Stephanie Peacock: Change of Scenery


Stephanie Peacock (large)

By Mike Watkins//Correspondent

When Stephanie Peacock graduated from the University of North Carolina in 2014, she faced the question many top-level college athletes ask themselves. 


What do I do now?


After some soul-searching, Peacock decided if she wanted to give professional swimming a real go, she needed to mix things up a bit – including uprooting her life and moving cross country to train with a new coach and team. 
More than six months into this experiment, Peacock said she wishes she’d done it sooner. 


“When I was at UNC, my days and time were very structured between swimming, classes and studying; after I graduated, there was no one there telling me what to do or where to be,” she said.


“If I was going to give making the Olympic team one more shot, I had to find my own motivation, and that came with a new environment altogether.”


That new environment is Mission Viejo, Calif., where Peacock moved to train with the Nadadores and one of the top groups of post-graduate swimmer programs around. 


She left her family home near Fort Myers, Fla., in September where she was training with Swim Florida and made the 2,600-mile trek. It took her five days, but she said she knew it was the right decision right away. 

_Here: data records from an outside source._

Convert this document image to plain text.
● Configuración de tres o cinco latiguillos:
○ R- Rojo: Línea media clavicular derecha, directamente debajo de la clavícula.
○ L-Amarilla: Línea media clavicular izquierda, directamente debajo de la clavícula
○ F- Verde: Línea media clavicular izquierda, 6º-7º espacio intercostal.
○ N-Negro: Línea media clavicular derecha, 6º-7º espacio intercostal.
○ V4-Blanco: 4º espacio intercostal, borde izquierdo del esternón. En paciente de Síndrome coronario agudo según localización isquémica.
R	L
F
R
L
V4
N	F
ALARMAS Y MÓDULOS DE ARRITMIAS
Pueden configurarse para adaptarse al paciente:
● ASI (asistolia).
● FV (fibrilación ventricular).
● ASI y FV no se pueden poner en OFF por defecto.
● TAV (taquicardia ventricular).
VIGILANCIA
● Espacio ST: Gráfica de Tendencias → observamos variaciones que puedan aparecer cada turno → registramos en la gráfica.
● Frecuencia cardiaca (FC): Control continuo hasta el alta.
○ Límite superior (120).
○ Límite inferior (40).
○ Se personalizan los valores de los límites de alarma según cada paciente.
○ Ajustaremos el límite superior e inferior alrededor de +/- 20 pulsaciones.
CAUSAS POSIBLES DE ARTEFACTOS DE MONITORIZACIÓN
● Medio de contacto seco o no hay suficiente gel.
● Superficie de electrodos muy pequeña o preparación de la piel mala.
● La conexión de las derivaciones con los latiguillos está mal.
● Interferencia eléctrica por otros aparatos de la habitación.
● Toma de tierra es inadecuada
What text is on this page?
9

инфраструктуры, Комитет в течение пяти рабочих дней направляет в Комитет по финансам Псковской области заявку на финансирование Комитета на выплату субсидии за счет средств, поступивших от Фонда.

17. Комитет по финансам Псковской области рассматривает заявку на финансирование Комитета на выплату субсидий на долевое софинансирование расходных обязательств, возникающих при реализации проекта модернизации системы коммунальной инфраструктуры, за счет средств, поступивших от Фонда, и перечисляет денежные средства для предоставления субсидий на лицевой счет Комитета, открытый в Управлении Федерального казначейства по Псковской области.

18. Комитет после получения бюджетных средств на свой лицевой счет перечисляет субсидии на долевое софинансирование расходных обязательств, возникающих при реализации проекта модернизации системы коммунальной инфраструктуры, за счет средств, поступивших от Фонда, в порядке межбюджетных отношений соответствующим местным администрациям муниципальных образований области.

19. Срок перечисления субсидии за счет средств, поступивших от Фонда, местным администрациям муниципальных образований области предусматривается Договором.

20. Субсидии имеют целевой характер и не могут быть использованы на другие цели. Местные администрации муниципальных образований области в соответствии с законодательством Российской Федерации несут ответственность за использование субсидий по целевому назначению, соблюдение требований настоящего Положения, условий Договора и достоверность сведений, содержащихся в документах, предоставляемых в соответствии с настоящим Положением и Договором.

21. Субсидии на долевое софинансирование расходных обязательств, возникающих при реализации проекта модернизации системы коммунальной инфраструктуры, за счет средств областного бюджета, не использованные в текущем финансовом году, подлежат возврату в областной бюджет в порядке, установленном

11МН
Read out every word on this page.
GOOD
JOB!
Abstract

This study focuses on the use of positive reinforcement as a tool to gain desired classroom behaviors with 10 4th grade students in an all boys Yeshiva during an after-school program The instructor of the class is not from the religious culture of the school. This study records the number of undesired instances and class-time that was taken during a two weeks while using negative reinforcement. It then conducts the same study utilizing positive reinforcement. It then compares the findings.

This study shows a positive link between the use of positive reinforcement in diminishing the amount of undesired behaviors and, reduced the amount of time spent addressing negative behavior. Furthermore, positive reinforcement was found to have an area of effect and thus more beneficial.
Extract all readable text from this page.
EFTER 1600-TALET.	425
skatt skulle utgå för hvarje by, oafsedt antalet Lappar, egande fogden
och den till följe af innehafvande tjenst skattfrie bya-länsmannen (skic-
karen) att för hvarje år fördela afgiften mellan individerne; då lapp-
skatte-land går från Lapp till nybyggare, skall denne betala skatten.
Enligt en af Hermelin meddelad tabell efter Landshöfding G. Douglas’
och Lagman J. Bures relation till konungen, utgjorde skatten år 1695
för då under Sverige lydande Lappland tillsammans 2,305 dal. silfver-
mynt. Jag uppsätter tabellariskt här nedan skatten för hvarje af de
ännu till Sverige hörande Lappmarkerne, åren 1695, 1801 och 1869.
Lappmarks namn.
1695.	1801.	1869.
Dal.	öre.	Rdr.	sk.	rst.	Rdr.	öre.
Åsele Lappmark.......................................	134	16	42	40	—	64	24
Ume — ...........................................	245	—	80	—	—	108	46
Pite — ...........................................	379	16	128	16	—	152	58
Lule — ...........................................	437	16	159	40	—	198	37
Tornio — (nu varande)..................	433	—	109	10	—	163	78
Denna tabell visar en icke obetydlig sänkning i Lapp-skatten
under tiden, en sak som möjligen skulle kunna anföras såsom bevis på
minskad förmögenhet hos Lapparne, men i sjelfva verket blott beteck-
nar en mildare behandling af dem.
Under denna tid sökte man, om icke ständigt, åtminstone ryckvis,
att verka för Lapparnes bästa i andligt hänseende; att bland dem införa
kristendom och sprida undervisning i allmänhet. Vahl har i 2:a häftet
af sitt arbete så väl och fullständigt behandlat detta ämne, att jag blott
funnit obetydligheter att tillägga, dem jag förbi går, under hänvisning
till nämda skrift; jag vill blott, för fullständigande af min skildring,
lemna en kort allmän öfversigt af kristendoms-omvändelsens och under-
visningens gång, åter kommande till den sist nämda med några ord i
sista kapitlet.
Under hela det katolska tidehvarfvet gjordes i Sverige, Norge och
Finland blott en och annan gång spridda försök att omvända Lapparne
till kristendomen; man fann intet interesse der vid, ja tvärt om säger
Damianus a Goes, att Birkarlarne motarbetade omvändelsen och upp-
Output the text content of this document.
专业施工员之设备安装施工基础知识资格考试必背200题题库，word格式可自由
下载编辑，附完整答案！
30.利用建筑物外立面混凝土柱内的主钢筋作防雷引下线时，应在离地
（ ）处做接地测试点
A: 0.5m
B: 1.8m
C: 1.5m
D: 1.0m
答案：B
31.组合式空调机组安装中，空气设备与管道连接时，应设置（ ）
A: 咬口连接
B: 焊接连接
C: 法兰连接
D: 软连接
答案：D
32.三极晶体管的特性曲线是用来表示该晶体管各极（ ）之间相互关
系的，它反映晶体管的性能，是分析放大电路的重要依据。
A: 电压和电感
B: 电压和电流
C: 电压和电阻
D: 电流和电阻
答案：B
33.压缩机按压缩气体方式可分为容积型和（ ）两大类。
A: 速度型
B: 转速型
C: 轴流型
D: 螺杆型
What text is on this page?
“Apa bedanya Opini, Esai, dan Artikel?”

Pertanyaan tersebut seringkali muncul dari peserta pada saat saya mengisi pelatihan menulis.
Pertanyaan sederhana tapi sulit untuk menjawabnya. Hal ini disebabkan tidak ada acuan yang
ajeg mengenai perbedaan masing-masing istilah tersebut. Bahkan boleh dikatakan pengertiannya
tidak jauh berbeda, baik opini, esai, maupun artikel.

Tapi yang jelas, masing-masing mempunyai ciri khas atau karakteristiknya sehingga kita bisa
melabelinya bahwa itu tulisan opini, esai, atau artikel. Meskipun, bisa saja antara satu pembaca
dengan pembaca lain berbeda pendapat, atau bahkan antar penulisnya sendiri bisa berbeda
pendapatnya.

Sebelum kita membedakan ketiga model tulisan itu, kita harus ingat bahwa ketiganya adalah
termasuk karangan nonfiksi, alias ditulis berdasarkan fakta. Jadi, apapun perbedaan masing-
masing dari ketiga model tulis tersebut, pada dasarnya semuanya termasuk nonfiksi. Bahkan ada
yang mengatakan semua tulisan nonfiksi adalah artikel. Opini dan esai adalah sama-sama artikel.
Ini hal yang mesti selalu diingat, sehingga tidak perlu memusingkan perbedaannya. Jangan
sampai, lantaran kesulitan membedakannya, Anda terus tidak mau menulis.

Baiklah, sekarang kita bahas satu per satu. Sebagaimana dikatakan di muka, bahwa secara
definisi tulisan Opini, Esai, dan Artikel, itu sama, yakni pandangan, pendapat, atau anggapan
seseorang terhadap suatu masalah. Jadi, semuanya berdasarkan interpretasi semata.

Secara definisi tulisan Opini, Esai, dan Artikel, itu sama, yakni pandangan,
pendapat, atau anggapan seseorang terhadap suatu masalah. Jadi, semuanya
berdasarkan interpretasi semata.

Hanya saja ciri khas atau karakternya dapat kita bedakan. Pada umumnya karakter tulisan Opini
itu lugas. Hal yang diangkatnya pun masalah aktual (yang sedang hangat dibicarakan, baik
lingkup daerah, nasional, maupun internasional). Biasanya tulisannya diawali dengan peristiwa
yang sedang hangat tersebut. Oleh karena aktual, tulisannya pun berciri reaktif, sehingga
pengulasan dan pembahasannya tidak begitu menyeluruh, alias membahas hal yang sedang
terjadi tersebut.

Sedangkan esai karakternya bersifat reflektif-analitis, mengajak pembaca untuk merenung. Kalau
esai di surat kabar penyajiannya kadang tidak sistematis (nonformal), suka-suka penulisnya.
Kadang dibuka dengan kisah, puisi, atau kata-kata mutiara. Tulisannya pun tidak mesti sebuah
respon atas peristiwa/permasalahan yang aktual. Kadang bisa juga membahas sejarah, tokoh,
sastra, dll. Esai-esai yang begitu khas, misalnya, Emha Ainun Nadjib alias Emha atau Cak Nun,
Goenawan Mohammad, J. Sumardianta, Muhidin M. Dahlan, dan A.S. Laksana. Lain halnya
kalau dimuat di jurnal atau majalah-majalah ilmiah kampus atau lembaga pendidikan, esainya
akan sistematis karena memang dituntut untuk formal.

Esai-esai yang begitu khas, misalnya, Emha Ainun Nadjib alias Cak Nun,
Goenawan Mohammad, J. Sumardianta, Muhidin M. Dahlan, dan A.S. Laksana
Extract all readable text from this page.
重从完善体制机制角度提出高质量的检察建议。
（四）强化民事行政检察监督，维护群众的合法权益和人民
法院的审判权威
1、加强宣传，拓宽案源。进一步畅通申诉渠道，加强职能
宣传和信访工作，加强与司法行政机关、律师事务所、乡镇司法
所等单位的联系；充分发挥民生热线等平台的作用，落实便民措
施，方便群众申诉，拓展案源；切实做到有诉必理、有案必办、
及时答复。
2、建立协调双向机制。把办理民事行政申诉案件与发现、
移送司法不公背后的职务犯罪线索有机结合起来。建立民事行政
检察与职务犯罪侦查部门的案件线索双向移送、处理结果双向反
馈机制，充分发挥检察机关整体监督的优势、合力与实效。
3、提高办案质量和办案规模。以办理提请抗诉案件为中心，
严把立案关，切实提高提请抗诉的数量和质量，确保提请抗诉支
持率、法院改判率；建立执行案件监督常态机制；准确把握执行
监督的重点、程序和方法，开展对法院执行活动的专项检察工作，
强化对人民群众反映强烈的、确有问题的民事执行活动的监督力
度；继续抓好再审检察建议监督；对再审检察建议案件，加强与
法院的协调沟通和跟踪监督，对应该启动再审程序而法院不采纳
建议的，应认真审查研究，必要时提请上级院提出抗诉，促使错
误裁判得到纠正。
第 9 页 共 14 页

“I knew I needed a change under someone new because I was just going through the motions back home,” Peacock said. “I had taken a few trips out here and stayed with a host family, and I knew it was the right place for me to give me the best chance of doing something at Trials this summer.


“Working with someone like Coach (Bill) Rose has renewed my love for swimming. I think this is the most I’ve ever enjoyed swimming, and I hope that shows in my swimming and my results this year.”


Regardless of what happens in Omaha this June and July, Peacock has decided it will be her final meet – her final races. She plans to hang up her goggles and focus on the next phase of her life, which includes returning to graduate school and preparing to be an elementary school teacher. 


“When I was at UNC, I studied nursing thinking that was the path I wanted to take after swimming, but I quickly realized it wasn’t what I really wanted,” she said. “I’m now taking a different route because I’ve always wanted to work with kids. I’ve started looking at schools and plan to take the necessary steps once Trials are over.”


While she’s enjoying swimming now as never before, Peacock said her decision to make 2016 her final competitive season stems more from being eager to start the next phase of her life than being tired of the sport that’s been a huge part of her life since she was a youngster. 


Still, she said she knows when the time comes to stop swimming, it won’t be an easy transition. 


After all, she’s enjoyed a very successful career that’s includes winning the bronze last summer in the 10K open water competition at World University Games as well as gold (1500 freestyle) and silver (800 free) medals at 2013 WUGs and bronze (400 free) at 2011 WUGs. 


“After 2014, I actually thought about retiring and two more years (to Olympic Trials) felt like a long ways away,” said Peacock, the 2012 NCAA Champion in the 1650 freestyle. “But something in me felt like I needed to keep going. I guess I wasn’t ready to leave yet.”


Peacock said one thing that has kept swimming fresh for her even before her recent move was getting more interested and involved with open water swimming. 


Last spring, she competed in the U.S. Open Water National Championships in her hometown of Fort Myers, finishing 8th in the 10K and 9th in the 5K. She said she plans to compete again this April as a precursor to Olympic Trials. 


Another reason for her optimism is attributed to working with Coach Rose, who is known in the swimming world for his work with mid- and long-distance swimming. 


And while she said it’s taken her a little while to get used to his coaching, Peacock admitted that she knows his methods are bringing out the best in her. 


“We do about 70 percent distance and 30 mid-distance training each week, so it helps me keep my strength and stamina in longer events and speed in the shorter events,” she said. “We’ve really worked well together. He’s a great communicator, and we work together to establish goals for myself. 


“I trusted him right away because I know he has my best interests in mind. I like having input in what I’m doing so I understand better where it’s taking me.”


Where she’s hoping it takes her is Rio de Janeiro this summer to compete in the Olympics. But she also knows there is some great depth in her distance events – starting at the top with Katie Ledecky. 


“I hate to think that we’re all just racing for second place because Katie is such a great swimmer, but in the case of Olympic Trials (top 2 in each individual event usually make the team), getting second behind her wouldn’t be bad at all,” Peacock said. “I’m excited to see how I swim because of all the changes I’ve made over the past several months and because I’m feeling so great about where I am with my swimming.


“But because it’s going to be my last, I also want to go and just enjoy the experience. I know it will be very different from my first in 2008 when it was the biggest meet I’d been to. And it will be different from four years ago when I made the final of the 800 free and was much more experienced. I just want to make a couple of finals, see how I can do and leave knowing I gave it all I had.”